9 Thoughts on this Post

  1. Looking up “comradery” informs me that it is in fact a legitimate variant of “camaraderie.” Who knew?

  2. Varad: It’s funny that you mention it, because I too had to look up the word. I had felt unsure of the “-ie” option. I guess I’ve seen both spellings in my reading career, but hadn’t written the word enough to feel secure one way or the other. – TL

  3. I’m always embarrassed by the range of my ignorance: who is Chef Ramsey?

    Alas, my last vacation was to celebrate our 25th wedding anniversary for a few days in Cambria seven years ago and circumstances don’t look promising for another one anytime soon: work and familial obligations. But as I live in city that people around the world (especially Europe) visit on vacation I should not complain.

  4. Patrick: Actually, I misspelled Chef Gordon Rams-a-y’s name (more here). There’s no need to be embarrassed by not knowing who he is. One of my guilty pleasures is watching his shows on—gulp—Fox. I don’t like Hell’s Kitchen as much as Master Chef, but I’ll watch either—sadly. You live in L.A., yes—or London? Either way, you’re in a similar situation as I (and my family) was in Chicago. Then again, my parents hated “the big city,” so I always had to go to them for visits. – TL

  5. Thanks!

    We live in Santa Barbara, although the first twenty-some years of my life were spent in Mundelein, Illinois; Irving, Texas; and Northridge, California.

    My guilty pleasures: The Closer, (from across the pond) As Time Goes By, and reruns of Will & Grace and The New Adventures of the Old Christine. Diane watches a few of the cooking shows, but as I’m a vegan, it’s hard to watch all this stuff being cooked that I can’t eat! I also have an inordinate fondness for The Rockford Files, several years of which we purchased on DVDs.

  6. My vices: South Park, NBC’s Thursday night lineup, Gordon Ramsay’s Kitchen Nightmares, Pawn Stars, Daily Show, Colbert Report, and ALWAYS Morning Joe. Just to name a few.

  7. I too enjoy Colbert Report but for some reason only see it on occasion. Evenings I miss most of the TV stuff on the networks because I typically don’t watch anything until after midnight (hence the reruns!), although I’ve made an exception for The Closer and, on the weekends, As Time Goes By. I know of the Thursday night lineup by reputation and my wife agrees with your choice there!

  8. Tim,
    My comment picks up on two of your threads: the heat wave and books I haven’t yet read! Check out Bernard Mergen, “Weather Matters: An American Cultural History since 1900” (University Press of Kansas).

    [Full disclosure: this book is in the same series where my own book on intercollegiate football and higher education in the Progressive Era should be appearing in March 2012.]

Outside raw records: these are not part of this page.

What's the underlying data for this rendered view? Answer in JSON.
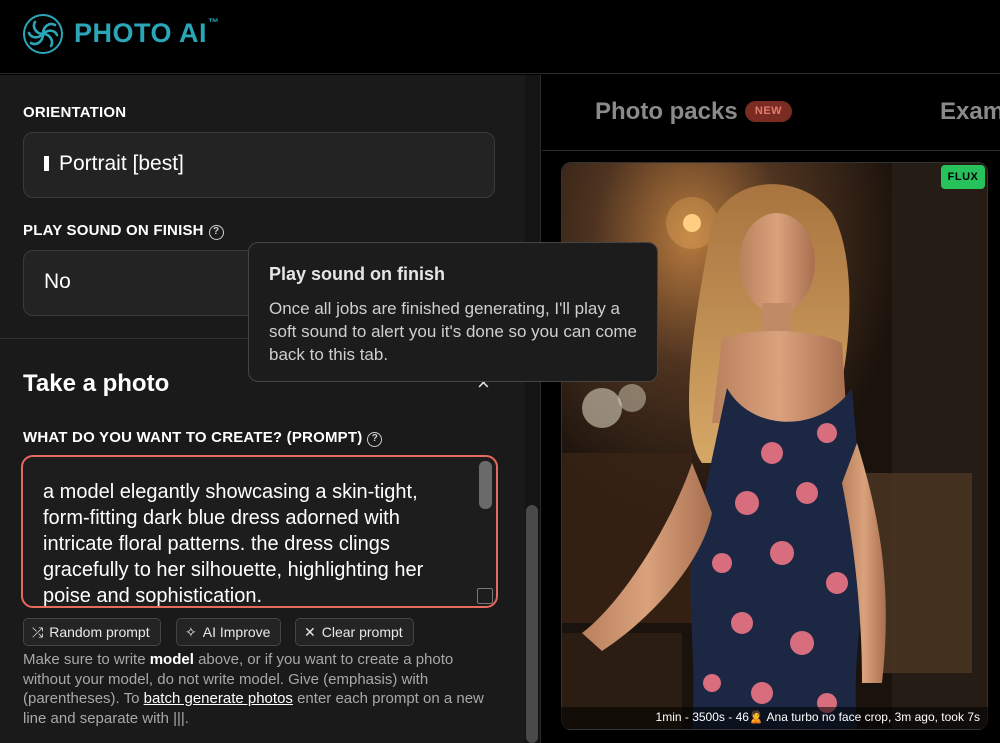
{
  "app": {
    "name": "PHOTO AI",
    "trademark": "™"
  },
  "orientation": {
    "label": "ORIENTATION",
    "value": "Portrait [best]"
  },
  "sound": {
    "label": "PLAY SOUND ON FINISH",
    "value": "No"
  },
  "tooltip": {
    "title": "Play sound on finish",
    "body": "Once all jobs are finished generating, I'll play a soft sound to alert you it's done so you can come back to this tab."
  },
  "take_photo": {
    "title": "Take a photo",
    "close": "×",
    "prompt_label": "WHAT DO YOU WANT TO CREATE? (PROMPT)",
    "prompt_value": "a model elegantly showcasing a skin-tight, form-fitting dark blue dress adorned with intricate floral patterns. the dress clings gracefully to her silhouette, highlighting her poise and sophistication.",
    "buttons": {
      "random": "Random prompt",
      "improve": "AI Improve",
      "clear": "Clear prompt"
    },
    "help": {
      "p1": "Make sure to write ",
      "model": "model",
      "p2": " above, or if you want to create a photo without your model, do not write model. Give (emphasis) with (parentheses). To ",
      "batch": "batch generate photos",
      "p3": " enter each prompt on a new line and separate with |||."
    }
  },
  "tabs": {
    "photo_packs": "Photo packs",
    "new_badge": "NEW",
    "examples": "Exam"
  },
  "photo": {
    "badge": "FLUX",
    "caption": "1min - 3500s - 46🙎 Ana turbo no face crop, 3m ago, took 7s"
  },
  "colors": {
    "brand": "#2aa6b8",
    "prompt_border": "#e66a5d",
    "flux_badge": "#27c25c",
    "new_badge": "#7a2c22"
  }
}
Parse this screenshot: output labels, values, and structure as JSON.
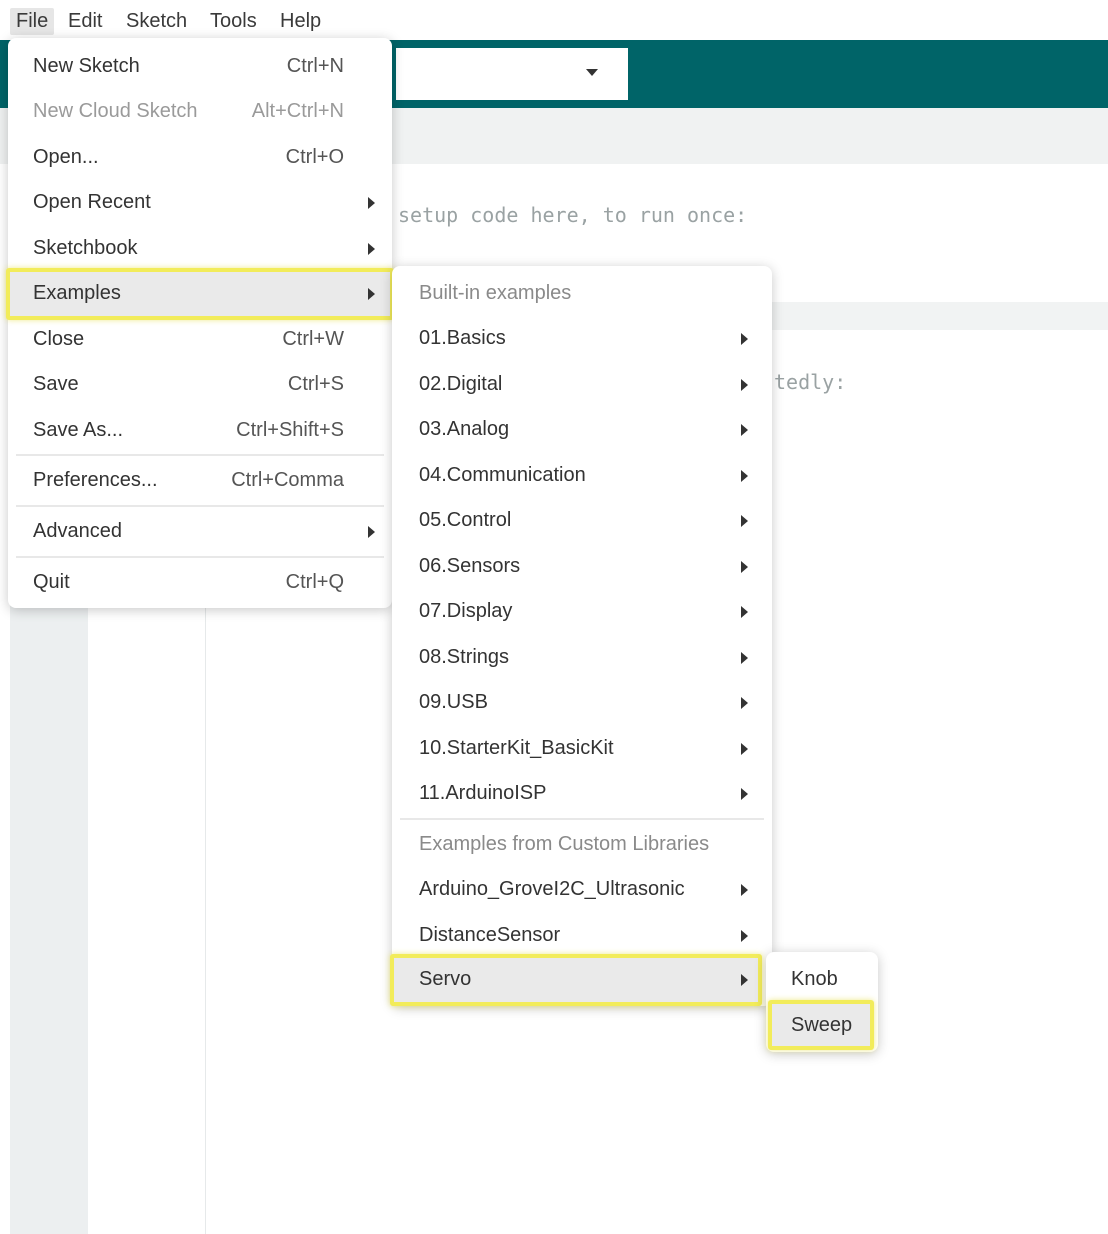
{
  "menubar": {
    "items": [
      {
        "label": "File"
      },
      {
        "label": "Edit"
      },
      {
        "label": "Sketch"
      },
      {
        "label": "Tools"
      },
      {
        "label": "Help"
      }
    ]
  },
  "editor": {
    "code_line_1": "setup code here, to run once:",
    "code_line_2": "tedly:"
  },
  "file_menu": {
    "items": [
      {
        "label": "New Sketch",
        "shortcut": "Ctrl+N"
      },
      {
        "label": "New Cloud Sketch",
        "shortcut": "Alt+Ctrl+N"
      },
      {
        "label": "Open...",
        "shortcut": "Ctrl+O"
      },
      {
        "label": "Open Recent"
      },
      {
        "label": "Sketchbook"
      },
      {
        "label": "Examples"
      },
      {
        "label": "Close",
        "shortcut": "Ctrl+W"
      },
      {
        "label": "Save",
        "shortcut": "Ctrl+S"
      },
      {
        "label": "Save As...",
        "shortcut": "Ctrl+Shift+S"
      },
      {
        "label": "Preferences...",
        "shortcut": "Ctrl+Comma"
      },
      {
        "label": "Advanced"
      },
      {
        "label": "Quit",
        "shortcut": "Ctrl+Q"
      }
    ]
  },
  "examples_menu": {
    "builtin_header": "Built-in examples",
    "builtin": [
      {
        "label": "01.Basics"
      },
      {
        "label": "02.Digital"
      },
      {
        "label": "03.Analog"
      },
      {
        "label": "04.Communication"
      },
      {
        "label": "05.Control"
      },
      {
        "label": "06.Sensors"
      },
      {
        "label": "07.Display"
      },
      {
        "label": "08.Strings"
      },
      {
        "label": "09.USB"
      },
      {
        "label": "10.StarterKit_BasicKit"
      },
      {
        "label": "11.ArduinoISP"
      }
    ],
    "custom_header": "Examples from Custom Libraries",
    "custom": [
      {
        "label": "Arduino_GroveI2C_Ultrasonic"
      },
      {
        "label": "DistanceSensor"
      },
      {
        "label": "Servo"
      }
    ]
  },
  "servo_menu": {
    "items": [
      {
        "label": "Knob"
      },
      {
        "label": "Sweep"
      }
    ]
  },
  "colors": {
    "toolbar": "#006468",
    "highlight": "#f2ec5a"
  }
}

    Also, as a transplanted central Illinoisan currently living in the Deep South, I would like to point out that I have gone from thinking of the current weather as a “heat wave” to thinking of it as “summer.” To make this last point relevant to the blog, I will semi-seriously suggest that someone needs to do a study on the effects of migration and climate upon American mentalities (or shall we say mental topographies?). For example, my own theory is that people who move from colder climates to warmer ones tend not to like to pay taxes, partly because bigger government seems less necessary in places without snow or bone-chillingly cold and drawn-out winters. You don’t need to buy snow plows (Exhibit A: City of Atlanta), and in the long, hot summers, you just want to get as far away from other people as possible. I suppose this could make for an interesting analysis of post-1945 Sun Belt politics.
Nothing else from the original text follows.